I'm using pyspark 3.1.2.

the schemas of 'Vector1' and 'Vector2' are both VectorUDT

  +----------+---------+
  |  Vector1 | Vector2 |
  +----------+---------+
  |[10.0,8.0]|[7.0,6.0]|
  | [3.0,5.0]|[9.0,2.0]|
  | [1.0,3.0]|[4.0,7.0]|
  | [1.0,5.0]|[9.0,3.0]|
  | [2.0,8.0]|[2.0,0.0]|
  | [8.0,7.0]|[3.0,6.0]|
  +----------+---------+

How to calculate angles between Vector1 and Vector2?

I tried to:

from pyspark.ml.linalg import Vectors
angle_udf = F.udf(lambda x,y : x.dot(y) / (Vectors.norm(x,p=2) * Vectors.norm(y,p=2)),FloatType())
Vector = Vector.withColumn("Angle", angle_udf("Vector1","Vector2"))

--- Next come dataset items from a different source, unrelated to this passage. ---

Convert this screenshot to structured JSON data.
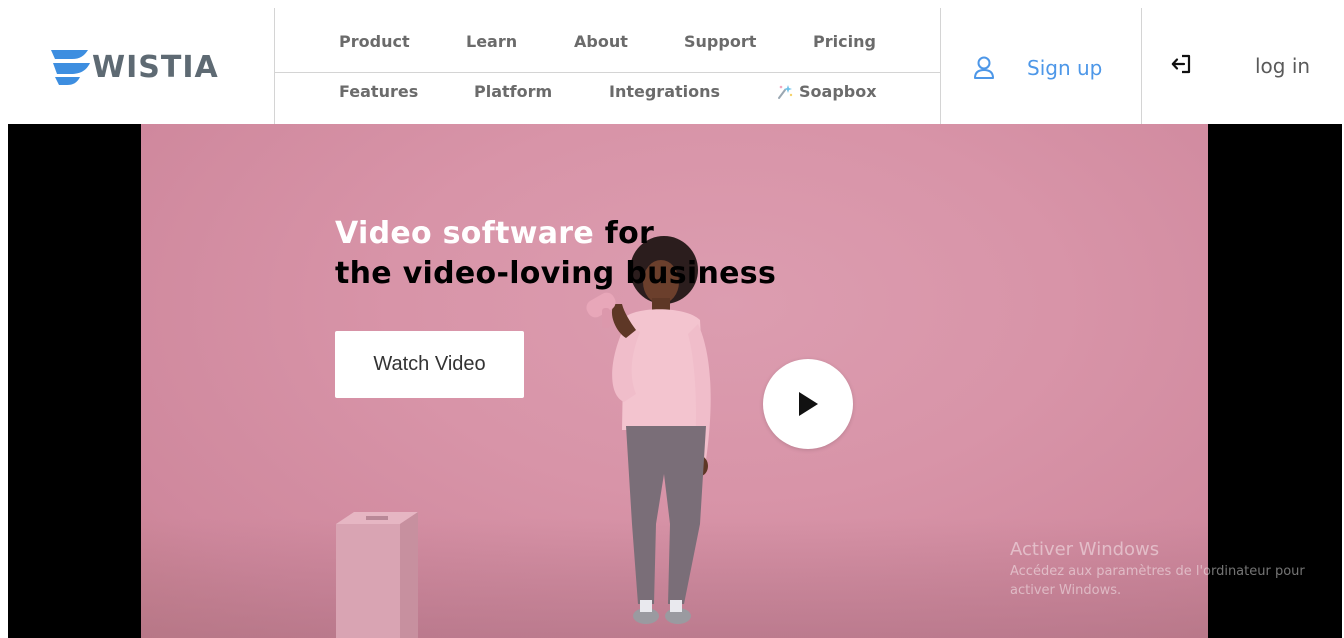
{
  "brand": {
    "name": "WISTIA",
    "accent": "#4d97e8",
    "logo_blue": "#3d8ee0"
  },
  "nav": {
    "top_row": [
      "Product",
      "Learn",
      "About",
      "Support",
      "Pricing"
    ],
    "bottom_row": [
      "Features",
      "Platform",
      "Integrations",
      "Soapbox"
    ],
    "soapbox_icon": "sparkle-icon"
  },
  "account": {
    "signup_label": "Sign up",
    "signup_icon": "user-icon",
    "login_label": "log in",
    "login_icon": "login-arrow-icon"
  },
  "hero": {
    "headline_highlight": "Video software",
    "headline_rest_line1": " for",
    "headline_line2": "the video-loving business",
    "cta_label": "Watch Video",
    "play_icon": "play-icon",
    "background_color": "#d894a8"
  },
  "os_overlay": {
    "title": "Activer Windows",
    "subtitle": "Accédez aux paramètres de l'ordinateur pour activer Windows."
  }
}
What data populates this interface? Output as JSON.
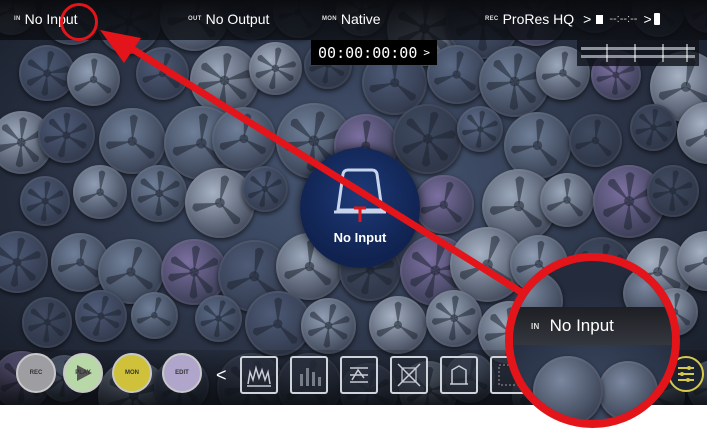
{
  "topbar": {
    "input": {
      "tag": "IN",
      "label": "No Input"
    },
    "output": {
      "tag": "OUT",
      "label": "No Output"
    },
    "monitor": {
      "tag": "MON",
      "label": "Native"
    },
    "record": {
      "tag": "REC",
      "label": "ProRes HQ",
      "arrow": ">",
      "time": "--:--:--",
      "arrow2": ">"
    }
  },
  "timecode": {
    "value": "00:00:00:00",
    "arrow": ">"
  },
  "center": {
    "label": "No Input"
  },
  "zoom": {
    "tag": "IN",
    "label": "No Input"
  },
  "bottom": {
    "buttons": [
      {
        "tag": "REC",
        "color": "#9e9ea2"
      },
      {
        "tag": "PLAY",
        "color": "#b8d8a8"
      },
      {
        "tag": "MON",
        "color": "#cfc23a"
      },
      {
        "tag": "EDIT",
        "color": "#b0a6cc"
      }
    ],
    "chevron": "<"
  },
  "colors": {
    "accent_red": "#e3141a",
    "screen_bg": "#2c3548",
    "menu_ring": "#d7ca4a"
  }
}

But I didn't get the results I wanted.

Drizzle
  • 95
  • 1
  • 6
  • Is [This](https://stackoverflow.com/questions/14066933/direct-way-of-computing-clockwise-angle-between-2-vectors) what you need ? – Gresta Jan 05 '22 at 01:27
  • `angle = acos( dot(v_1,v_2)/(norm(v_1)*norm(v_2)) )` – John Alexiou Jan 05 '22 at 01:37
  • How to calculate it in dataframe? – Drizzle Jan 05 '22 at 01:39
  • when looking at the official doc, vectors are used for ML but there are not "angle" methods related to this kind of object. but if you considere your vector as simply a array of coordinates, there are some basic sql function that you can use to compute angles (with acos or norm functions for example) – Steven Jan 05 '22 at 09:16

1 Answers1

0

To get the angle inbetween the two vectors I would suggest using the atan2 builtin function with the follwoing formula:

angle = atan2(v2.y, v2.x) - atan2(v1.y, v1.x)

The PySpark implementation would look then like this assuming that the columns in your dataframe are labeled with x1, y1, x2, y2:

df = df.withColumn('angle', f.atan2(f.col('y2'), f.col('x2')) - f.atan2(f.col('y1'), f.col('x1')))
elyptikus
  • 936
  • 8
  • 24